Captain Cook, Alistair MacLean. Published by Doubleday & Company, 1972. First American Edition. 8vo up to 9½” tall.,192pp. with colour frontispiece, colour and black and white photographs, maps, illustrations, epilogue, index. Green cloth boards with mapped endpapers. Illustration on dustjacket is by artist John Webber who accompanied Cook on his final voyage. Very light fading and small bump to lower edge of front board and otherwise both volume and unclipped dustjacket are in fine condition without marks, folds etc.
James Cook was the greatest combination of seaman, explorer, navigator, and cartographer that the world had ever known.

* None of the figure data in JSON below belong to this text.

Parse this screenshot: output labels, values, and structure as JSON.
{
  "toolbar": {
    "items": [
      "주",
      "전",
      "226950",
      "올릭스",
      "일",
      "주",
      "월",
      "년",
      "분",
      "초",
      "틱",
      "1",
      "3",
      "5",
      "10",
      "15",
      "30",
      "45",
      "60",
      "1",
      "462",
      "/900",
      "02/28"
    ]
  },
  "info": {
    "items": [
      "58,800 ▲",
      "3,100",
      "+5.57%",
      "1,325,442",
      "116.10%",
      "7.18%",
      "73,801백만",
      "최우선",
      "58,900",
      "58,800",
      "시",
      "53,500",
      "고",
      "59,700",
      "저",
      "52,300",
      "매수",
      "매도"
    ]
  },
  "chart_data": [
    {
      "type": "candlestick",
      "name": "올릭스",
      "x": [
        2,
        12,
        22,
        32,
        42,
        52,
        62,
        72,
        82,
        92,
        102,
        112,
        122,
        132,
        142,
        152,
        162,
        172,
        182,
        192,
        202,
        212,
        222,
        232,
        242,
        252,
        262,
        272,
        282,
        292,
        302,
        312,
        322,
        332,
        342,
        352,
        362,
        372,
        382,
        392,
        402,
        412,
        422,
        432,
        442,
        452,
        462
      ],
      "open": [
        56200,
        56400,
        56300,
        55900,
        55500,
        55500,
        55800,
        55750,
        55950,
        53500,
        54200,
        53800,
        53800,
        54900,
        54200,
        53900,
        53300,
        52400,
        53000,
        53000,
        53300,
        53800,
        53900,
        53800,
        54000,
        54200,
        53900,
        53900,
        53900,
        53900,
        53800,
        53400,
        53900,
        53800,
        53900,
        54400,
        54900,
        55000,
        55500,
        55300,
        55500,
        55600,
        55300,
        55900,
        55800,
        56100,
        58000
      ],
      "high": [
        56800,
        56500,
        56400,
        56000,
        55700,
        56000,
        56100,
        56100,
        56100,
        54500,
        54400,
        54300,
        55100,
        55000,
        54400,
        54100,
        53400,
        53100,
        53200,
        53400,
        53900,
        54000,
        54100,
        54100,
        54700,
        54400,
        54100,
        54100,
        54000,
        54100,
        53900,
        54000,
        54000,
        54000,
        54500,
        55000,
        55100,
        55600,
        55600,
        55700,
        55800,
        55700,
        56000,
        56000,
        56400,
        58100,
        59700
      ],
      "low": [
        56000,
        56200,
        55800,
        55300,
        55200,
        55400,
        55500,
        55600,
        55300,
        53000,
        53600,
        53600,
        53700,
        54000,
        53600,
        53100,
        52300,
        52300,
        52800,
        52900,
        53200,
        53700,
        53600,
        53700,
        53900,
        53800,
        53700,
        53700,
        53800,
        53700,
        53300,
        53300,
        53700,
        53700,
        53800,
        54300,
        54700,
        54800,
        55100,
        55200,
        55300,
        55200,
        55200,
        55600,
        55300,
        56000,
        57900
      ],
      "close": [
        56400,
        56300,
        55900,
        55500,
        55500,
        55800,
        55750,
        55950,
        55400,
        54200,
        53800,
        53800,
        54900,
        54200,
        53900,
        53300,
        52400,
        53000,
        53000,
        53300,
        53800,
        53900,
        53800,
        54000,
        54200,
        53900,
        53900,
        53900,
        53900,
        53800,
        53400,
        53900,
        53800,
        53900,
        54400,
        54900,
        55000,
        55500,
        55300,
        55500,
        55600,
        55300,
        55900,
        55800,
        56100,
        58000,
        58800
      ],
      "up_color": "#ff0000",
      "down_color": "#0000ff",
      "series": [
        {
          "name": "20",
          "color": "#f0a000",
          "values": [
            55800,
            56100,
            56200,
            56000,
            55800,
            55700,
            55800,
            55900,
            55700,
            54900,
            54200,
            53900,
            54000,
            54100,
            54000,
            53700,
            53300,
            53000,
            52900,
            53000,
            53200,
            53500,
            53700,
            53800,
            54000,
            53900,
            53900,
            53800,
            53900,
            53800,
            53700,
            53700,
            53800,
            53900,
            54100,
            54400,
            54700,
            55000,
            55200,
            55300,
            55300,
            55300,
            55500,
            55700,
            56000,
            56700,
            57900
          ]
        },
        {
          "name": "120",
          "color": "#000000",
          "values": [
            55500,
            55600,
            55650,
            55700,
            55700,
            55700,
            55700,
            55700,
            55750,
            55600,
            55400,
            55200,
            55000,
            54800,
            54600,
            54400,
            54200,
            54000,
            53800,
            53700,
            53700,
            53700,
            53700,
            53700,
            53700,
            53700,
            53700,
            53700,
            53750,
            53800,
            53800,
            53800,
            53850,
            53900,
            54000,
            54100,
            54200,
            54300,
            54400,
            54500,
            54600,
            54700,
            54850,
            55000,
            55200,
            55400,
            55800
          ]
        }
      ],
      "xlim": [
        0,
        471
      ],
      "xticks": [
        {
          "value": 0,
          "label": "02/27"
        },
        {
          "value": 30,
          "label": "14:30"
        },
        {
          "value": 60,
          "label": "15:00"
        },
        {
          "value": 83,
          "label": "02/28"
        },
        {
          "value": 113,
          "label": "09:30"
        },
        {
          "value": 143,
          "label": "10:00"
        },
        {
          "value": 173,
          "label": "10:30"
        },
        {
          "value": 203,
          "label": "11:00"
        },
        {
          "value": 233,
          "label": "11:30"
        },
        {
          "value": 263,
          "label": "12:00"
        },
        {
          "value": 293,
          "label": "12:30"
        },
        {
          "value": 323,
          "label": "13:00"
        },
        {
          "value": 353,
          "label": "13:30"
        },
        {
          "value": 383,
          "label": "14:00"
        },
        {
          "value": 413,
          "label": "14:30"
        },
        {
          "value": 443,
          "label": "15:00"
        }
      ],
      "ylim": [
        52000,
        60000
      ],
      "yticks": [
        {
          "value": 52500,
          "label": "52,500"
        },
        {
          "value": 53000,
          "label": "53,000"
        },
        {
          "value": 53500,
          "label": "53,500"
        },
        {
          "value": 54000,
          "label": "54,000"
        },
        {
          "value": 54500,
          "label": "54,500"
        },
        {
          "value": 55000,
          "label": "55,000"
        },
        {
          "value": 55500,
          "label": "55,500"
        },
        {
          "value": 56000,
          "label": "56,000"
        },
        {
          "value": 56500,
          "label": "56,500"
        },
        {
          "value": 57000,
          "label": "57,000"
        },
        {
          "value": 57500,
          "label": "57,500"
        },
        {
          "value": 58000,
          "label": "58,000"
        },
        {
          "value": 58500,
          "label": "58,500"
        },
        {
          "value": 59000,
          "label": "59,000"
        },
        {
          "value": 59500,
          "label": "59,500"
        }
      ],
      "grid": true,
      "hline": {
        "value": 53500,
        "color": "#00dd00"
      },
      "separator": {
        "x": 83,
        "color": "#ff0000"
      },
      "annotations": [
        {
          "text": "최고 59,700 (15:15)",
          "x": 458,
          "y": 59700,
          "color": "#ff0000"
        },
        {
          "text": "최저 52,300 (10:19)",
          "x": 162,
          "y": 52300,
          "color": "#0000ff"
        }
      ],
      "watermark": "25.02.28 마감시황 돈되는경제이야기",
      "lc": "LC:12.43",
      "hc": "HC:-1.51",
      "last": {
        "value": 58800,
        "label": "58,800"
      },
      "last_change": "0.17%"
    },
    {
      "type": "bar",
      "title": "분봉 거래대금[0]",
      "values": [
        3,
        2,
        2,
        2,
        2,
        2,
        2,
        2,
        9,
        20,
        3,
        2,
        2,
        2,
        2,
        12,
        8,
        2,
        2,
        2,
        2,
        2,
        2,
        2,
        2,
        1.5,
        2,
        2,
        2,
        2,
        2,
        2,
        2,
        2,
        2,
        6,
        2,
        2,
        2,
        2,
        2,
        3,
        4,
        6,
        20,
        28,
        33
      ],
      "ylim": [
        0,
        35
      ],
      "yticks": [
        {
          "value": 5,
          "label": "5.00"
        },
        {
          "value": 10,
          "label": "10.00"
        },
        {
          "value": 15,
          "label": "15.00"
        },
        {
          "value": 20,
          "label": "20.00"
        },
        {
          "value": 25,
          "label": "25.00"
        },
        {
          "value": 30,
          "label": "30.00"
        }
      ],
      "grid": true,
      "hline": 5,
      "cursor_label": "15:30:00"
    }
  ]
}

Alistair MacLean presents a graphic and lively account of this great explorer, his three amazing voyages and the adventures that befell him, his crews, and his ships in lands that until he sailed were in many cases unknown. Cook’s life was a resounding success and the story of it is a thrilling exemplification of his own description of himself as a man ‘who had ambition not only to go farther than anyone had done before, but as far as it was possible for man to go’.
Alistair Maclean (1922-1987) authored twenty-nine world bestsellers and is recognized as an outstanding writer in his own genre. Many of his titles have been adapted for film including ‘The Guns of the Navarone’, ‘Force Ten from Navarone’, ‘Where Eagles Dare’ and ‘Bear Island’.